Refer to this thread: huggingface/transformers#18163

@johnlockejrr
Copy link
Author

johnlockejrr commented Apr 19, 2024

Sorry for disturbing, I'm a novice in BERT... untill now I worked only with Kraken OCR, still neural networks but a little different.
Should I give a go to this code? I want to train Hebrew/Samaritan manuscripts recognition.

import pandas as pd
from sklearn.model_selection import train_test_split
import torch
from torch.utils.data import Dataset
from PIL import Image
from transformers import TrOCRProcessor
from transformers import VisionEncoderDecoderModel
from transformers import Seq2SeqTrainer, Seq2SeqTrainingArguments
from datasets import load_metric
from transformers import default_data_collator

df = pd.read_fwf('./SAM/gt_test.txt', header=None)
df.rename(columns={0: "file_name", 1: "text"}, inplace=True)
print(df.head())

train_df, test_df = train_test_split(df, test_size=0.1)
# we reset the indices to start from zero
train_df.reset_index(drop=True, inplace=True)
test_df.reset_index(drop=True, inplace=True)

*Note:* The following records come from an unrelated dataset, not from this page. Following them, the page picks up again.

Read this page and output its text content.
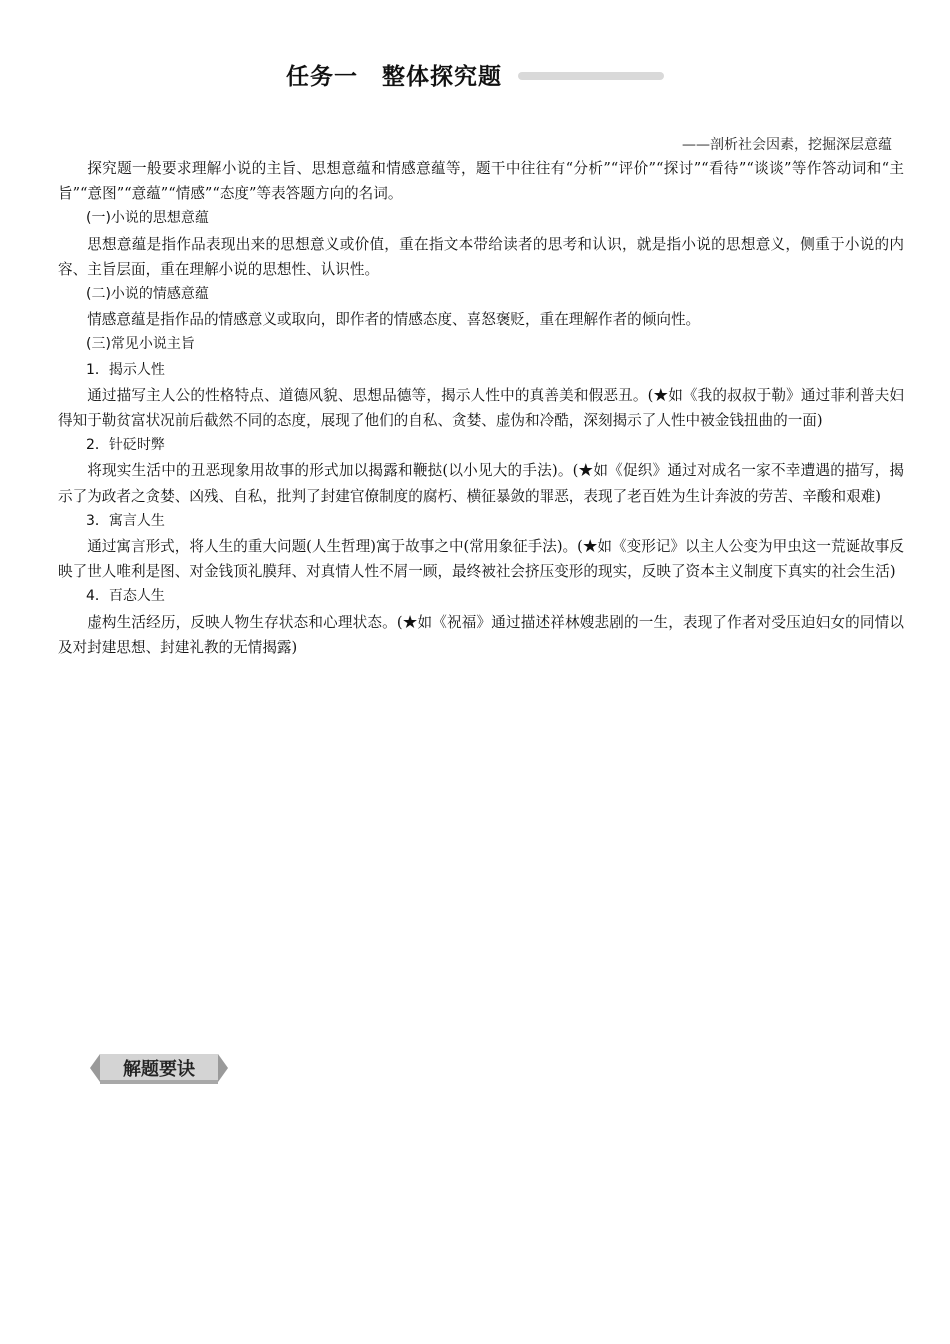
任务一　整体探究题
——剖析社会因素，挖掘深层意蕴

探究题一般要求理解小说的主旨、思想意蕴和情感意蕴等，题干中往往有“分析”“评价”“探讨”“看待”“谈谈”等作答动词和“主旨”“意图”“意蕴”“情感”“态度”等表答题方向的名词。

(一)小说的思想意蕴

思想意蕴是指作品表现出来的思想意义或价值，重在指文本带给读者的思考和认识，就是指小说的思想意义，侧重于小说的内容、主旨层面，重在理解小说的思想性、认识性。

(二)小说的情感意蕴

情感意蕴是指作品的情感意义或取向，即作者的情感态度、喜怒褒贬，重在理解作者的倾向性。

(三)常见小说主旨

1．揭示人性

通过描写主人公的性格特点、道德风貌、思想品德等，揭示人性中的真善美和假恶丑。(★如《我的叔叔于勒》通过菲利普夫妇得知于勒贫富状况前后截然不同的态度，展现了他们的自私、贪婪、虚伪和冷酷，深刻揭示了人性中被金钱扭曲的一面)

2．针砭时弊

将现实生活中的丑恶现象用故事的形式加以揭露和鞭挞(以小见大的手法)。(★如《促织》通过对成名一家不幸遭遇的描写，揭示了为政者之贪婪、凶残、自私，批判了封建官僚制度的腐朽、横征暴敛的罪恶，表现了老百姓为生计奔波的劳苦、辛酸和艰难)

3．寓言人生

通过寓言形式，将人生的重大问题(人生哲理)寓于故事之中(常用象征手法)。(★如《变形记》以主人公变为甲虫这一荒诞故事反映了世人唯利是图、对金钱顶礼膜拜、对真情人性不屑一顾，最终被社会挤压变形的现实，反映了资本主义制度下真实的社会生活)

4．百态人生

虚构生活经历，反映人物生存状态和心理状态。(★如《祝福》通过描述祥林嫂悲剧的一生，表现了作者对受压迫妇女的同情以及对封建思想、封建礼教的无情揭露)

解题要诀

class SAMDataset(Dataset):
    def __init__(self, root_dir, df, processor, max_target_length=128):
        self.root_dir = root_dir
        self.df = df
        self.processor = processor
        self.max_target_length = max_target_length

    def __len__(self):
        return len(self.df)

    def __getitem__(self, idx):
        # get file name + text
        file_name = self.df['file_name'][idx]
        text = self.df['text'][idx]
        # prepare image (i.e. resize + normalize)
        image = Image.open(self.root_dir + file_name).convert("RGB")
        pixel_values = self.processor(image, return_tensors="pt").pixel_values
        # add labels (input_ids) by encoding the text
        labels = self.processor.tokenizer(text,
                                          padding="max_length",
                                          max_length=self.max_target_length).input_ids
        # important: make sure that PAD tokens are ignored by the loss function
        labels = [label if label != self.processor.tokenizer.pad_token_id else -100 for label in labels]

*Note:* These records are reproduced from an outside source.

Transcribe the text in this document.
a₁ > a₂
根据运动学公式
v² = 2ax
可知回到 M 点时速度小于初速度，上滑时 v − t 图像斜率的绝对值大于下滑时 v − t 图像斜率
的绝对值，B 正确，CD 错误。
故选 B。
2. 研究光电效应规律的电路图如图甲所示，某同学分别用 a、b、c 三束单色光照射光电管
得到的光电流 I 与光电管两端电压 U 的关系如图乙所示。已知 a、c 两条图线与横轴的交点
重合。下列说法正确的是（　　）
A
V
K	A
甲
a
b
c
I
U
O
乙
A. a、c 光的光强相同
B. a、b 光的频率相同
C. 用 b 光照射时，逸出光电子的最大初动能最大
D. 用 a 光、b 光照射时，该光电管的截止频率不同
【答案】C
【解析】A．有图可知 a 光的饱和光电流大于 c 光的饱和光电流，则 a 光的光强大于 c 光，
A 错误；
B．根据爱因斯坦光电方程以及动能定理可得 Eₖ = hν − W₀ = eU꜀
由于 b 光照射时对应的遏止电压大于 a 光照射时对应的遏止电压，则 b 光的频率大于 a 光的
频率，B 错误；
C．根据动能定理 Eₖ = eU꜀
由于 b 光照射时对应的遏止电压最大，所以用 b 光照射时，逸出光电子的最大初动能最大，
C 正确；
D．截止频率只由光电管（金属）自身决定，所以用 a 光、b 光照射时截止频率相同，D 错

        encoding = {"pixel_values": pixel_values.squeeze(), "labels": torch.tensor(labels)}
        return encoding

processor = TrOCRProcessor.from_pretrained("microsoft/trocr-base-handwritten")

train_dataset = SAMDataset(root_dir='./SAM/',
                           df=train_df,
                           processor=processor)
eval_dataset = SAMDataset(root_dir='./SAM/',
                           df=test_df,
                           processor=processor)

print("Number of training examples:", len(train_dataset))
print("Number of validation examples:", len(eval_dataset))

encoding = train_dataset[0]
for k,v in encoding.items():
  print(k, v.shape)

#labels = encoding['labels']
#labels[labels == -100] = processor.tokenizer.pad_token_id
#label_str = processor.decode(labels, skip_special_tokens=True)
#print(label_str)

#model = VisionEncoderDecoderModel.from_pretrained("microsoft/trocr-base-stage1")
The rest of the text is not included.